Other GOP senators have raised objections to direct payments.
Sen. Rand Paul (R-Ky.) on Wednesday said, “I think the best way to help people who are out of work from quarantine and the coronavirus is through unemployment benefits.”
“I think it should be related to employment or unemployment,” he added. “If you’re still employed and doing well, why would we want to send you $1,000? It just seems to me fiscally irresponsible just to send everybody money.”
There’s more Republican consensus on providing $250 billion to $300 billion in liquidity to small businesses and approving a series of business tax-relief measures.
Sen. James Lankford (R-Okla.) said the small-business component of the stimulus package “has the greatest bang for the buck,” adding “a one-time check that comes to someone is not as significant as knowing my job’s going to be there and I’m going to be able to maintain my job.”
Rubio has proposed giving businesses forgivable loans to pay for payroll, business, rent and mortgage expenses. They would not have to be repaid if employers keep workers employed. The loans would be handled through local banks and credit unions to eliminate excess government bureaucracy.
Another controversial topic is how to help U.S. airlines, which spent tens of billions of dollars in recent years on stock buybacks to juice up share prices but now face the possibility of bankruptcy.
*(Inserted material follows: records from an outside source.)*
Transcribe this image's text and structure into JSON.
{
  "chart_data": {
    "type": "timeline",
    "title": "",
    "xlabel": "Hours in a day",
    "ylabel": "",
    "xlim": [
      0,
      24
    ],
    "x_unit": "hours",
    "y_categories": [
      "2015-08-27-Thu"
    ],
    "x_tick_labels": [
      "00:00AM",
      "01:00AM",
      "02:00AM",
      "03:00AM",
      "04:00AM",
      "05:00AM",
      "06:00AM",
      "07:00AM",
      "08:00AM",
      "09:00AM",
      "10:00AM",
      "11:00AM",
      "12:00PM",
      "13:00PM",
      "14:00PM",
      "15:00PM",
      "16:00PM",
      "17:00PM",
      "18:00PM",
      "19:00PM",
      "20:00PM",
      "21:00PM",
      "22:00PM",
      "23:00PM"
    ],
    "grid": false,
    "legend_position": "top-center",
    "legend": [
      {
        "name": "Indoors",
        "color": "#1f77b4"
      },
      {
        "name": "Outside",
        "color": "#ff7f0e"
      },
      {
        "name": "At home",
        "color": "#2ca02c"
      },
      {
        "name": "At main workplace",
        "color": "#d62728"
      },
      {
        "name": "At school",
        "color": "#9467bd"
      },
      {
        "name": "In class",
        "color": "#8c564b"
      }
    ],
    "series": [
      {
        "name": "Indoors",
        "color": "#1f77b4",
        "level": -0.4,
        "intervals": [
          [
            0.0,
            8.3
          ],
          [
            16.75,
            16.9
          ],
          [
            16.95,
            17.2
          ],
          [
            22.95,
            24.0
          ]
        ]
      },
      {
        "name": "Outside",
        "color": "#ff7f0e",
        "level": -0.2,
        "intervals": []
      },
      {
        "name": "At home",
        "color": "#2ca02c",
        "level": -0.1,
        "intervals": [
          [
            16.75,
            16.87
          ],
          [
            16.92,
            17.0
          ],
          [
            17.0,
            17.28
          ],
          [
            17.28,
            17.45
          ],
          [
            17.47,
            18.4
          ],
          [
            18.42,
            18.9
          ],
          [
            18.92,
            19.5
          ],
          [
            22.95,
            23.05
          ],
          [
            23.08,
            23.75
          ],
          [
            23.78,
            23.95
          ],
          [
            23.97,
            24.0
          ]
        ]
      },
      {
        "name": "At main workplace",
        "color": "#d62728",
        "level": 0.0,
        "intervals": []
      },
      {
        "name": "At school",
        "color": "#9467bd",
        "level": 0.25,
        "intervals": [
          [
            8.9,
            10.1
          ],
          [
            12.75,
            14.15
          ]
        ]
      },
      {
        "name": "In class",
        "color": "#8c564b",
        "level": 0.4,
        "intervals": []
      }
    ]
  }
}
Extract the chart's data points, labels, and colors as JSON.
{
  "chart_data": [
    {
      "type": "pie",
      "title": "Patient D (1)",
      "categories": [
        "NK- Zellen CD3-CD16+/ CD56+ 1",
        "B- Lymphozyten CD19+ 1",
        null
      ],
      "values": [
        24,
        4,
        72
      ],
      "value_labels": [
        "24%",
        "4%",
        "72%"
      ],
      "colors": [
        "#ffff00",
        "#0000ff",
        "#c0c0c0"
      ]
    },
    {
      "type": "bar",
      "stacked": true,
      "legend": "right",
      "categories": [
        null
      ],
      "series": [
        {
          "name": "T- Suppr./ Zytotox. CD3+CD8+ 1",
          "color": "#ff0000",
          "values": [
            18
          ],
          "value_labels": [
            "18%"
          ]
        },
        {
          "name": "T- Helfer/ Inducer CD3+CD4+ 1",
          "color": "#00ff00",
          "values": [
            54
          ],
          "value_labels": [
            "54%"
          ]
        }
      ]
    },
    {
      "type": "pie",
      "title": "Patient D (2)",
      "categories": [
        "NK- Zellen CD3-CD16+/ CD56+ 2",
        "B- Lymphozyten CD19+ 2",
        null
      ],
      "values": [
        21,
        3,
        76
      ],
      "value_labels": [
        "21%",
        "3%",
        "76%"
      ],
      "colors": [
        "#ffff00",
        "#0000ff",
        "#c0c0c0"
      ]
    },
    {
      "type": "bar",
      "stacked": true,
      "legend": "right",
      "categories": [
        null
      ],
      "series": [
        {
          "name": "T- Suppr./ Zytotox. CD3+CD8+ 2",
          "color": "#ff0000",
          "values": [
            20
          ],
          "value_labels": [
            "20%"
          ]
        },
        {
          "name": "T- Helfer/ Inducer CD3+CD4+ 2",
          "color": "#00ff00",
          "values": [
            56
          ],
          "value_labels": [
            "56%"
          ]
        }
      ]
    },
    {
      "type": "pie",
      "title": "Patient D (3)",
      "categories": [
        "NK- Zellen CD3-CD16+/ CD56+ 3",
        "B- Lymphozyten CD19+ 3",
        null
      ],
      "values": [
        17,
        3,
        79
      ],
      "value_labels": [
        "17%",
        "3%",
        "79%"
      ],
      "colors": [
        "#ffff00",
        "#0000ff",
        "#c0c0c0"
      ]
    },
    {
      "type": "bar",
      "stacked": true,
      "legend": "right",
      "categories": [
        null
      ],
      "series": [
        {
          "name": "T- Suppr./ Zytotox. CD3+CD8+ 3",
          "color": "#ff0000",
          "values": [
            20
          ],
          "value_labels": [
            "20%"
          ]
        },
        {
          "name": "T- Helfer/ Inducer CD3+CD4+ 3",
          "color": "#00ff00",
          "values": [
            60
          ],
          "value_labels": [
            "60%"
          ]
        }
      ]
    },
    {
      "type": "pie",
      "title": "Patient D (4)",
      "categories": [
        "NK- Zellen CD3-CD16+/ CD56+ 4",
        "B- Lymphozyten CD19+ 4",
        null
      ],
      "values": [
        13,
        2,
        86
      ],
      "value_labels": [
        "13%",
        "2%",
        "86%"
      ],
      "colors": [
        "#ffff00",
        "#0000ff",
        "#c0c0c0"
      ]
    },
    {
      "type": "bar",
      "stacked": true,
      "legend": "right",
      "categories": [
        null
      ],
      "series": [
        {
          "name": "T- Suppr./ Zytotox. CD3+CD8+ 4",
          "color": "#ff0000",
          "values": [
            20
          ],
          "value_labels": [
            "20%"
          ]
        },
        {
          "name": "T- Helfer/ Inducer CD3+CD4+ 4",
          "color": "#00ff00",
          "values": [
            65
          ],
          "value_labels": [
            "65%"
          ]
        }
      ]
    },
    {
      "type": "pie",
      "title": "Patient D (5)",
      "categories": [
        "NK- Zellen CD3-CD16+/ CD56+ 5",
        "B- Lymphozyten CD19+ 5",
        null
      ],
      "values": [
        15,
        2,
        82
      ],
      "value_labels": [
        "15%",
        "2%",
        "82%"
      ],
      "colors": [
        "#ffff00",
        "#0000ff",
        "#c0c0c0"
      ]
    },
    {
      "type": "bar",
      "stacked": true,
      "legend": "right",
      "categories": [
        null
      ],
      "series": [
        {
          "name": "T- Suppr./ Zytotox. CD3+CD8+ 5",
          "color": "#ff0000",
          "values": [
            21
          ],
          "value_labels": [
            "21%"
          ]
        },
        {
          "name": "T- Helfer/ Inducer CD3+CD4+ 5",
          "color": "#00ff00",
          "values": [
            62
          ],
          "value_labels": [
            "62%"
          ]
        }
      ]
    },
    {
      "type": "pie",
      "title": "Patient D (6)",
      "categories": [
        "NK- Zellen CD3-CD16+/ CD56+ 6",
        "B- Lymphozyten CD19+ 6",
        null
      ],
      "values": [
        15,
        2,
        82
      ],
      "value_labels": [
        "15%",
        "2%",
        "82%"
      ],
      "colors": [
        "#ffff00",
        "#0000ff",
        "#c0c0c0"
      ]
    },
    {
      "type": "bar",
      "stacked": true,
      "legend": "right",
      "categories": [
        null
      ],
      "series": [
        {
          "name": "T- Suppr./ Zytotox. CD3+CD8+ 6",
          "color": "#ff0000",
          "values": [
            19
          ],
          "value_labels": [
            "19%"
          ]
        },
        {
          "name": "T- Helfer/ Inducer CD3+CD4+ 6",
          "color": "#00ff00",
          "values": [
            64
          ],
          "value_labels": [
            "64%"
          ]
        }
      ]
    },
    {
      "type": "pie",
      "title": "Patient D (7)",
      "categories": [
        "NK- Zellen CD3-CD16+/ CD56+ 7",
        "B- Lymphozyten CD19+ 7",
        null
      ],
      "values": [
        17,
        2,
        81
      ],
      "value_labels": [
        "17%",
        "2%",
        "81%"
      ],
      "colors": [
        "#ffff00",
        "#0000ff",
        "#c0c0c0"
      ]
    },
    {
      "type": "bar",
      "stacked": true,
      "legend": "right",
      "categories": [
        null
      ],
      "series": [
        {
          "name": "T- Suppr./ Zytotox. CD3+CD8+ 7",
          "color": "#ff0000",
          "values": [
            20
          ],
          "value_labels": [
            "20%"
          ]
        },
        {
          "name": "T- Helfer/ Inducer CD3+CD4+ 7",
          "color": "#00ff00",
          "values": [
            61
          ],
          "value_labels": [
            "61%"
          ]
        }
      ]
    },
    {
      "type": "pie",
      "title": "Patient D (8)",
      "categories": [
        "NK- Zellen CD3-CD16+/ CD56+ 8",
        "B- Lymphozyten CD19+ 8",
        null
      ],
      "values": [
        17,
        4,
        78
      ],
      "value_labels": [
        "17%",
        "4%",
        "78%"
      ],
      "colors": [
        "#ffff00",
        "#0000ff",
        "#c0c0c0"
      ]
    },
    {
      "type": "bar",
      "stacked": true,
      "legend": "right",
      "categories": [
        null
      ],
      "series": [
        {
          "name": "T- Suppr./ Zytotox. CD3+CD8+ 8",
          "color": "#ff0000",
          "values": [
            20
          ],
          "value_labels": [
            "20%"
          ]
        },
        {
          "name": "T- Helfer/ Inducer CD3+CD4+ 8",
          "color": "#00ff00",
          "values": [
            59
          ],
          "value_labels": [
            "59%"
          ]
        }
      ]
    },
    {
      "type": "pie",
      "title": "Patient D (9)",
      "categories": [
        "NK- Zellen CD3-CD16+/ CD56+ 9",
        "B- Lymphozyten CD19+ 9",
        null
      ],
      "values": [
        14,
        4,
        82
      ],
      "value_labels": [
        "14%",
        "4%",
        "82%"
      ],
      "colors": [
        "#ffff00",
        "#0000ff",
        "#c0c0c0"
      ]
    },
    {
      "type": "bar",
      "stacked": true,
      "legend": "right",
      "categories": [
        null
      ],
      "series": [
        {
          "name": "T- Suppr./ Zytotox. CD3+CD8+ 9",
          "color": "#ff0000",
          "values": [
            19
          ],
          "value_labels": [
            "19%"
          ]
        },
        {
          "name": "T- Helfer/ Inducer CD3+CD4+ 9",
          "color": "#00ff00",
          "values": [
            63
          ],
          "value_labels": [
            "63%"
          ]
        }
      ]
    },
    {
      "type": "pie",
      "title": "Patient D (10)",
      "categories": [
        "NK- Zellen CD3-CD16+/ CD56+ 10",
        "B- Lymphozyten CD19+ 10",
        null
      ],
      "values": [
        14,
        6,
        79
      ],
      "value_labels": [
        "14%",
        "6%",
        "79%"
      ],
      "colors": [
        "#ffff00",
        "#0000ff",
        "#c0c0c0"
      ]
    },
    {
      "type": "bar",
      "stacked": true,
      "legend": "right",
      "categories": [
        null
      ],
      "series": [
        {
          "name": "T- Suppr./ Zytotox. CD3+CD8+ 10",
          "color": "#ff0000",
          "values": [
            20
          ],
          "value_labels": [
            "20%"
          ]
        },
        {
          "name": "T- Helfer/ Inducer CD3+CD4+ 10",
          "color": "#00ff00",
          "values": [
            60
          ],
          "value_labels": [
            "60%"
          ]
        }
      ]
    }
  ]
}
Airlines earlier this week requested $30 billion in grants from the administration but GOP lawmakers have rejected the idea.
Lankford acknowledged that some industries such as airlines “are going to need some loans at this point” but said he’s “not supportive of individual dollars and grants being targeted toward this industry or this industry.”
While not in the current GOP stimulus plan, some Republicans are rallying around a proposal floated Thursday by Sen. Steve Daines (R-Mont.) to provide a federal backstop for COVID-19 vaccine research.
Under his proposal, pharmaceutical companies would be reimbursed for unsuccessful research efforts, which would incentivize them to devote more resources to developing a vaccine, according to GOP lawmakers who heard his plan at Thursday’s meeting.
Even though there are serious divisions over the direct payments, GOP senators are under intense pressure to get a bill passed as soon as possible.
“If we don’t, we’re going to get our asses kicked,” Graham said.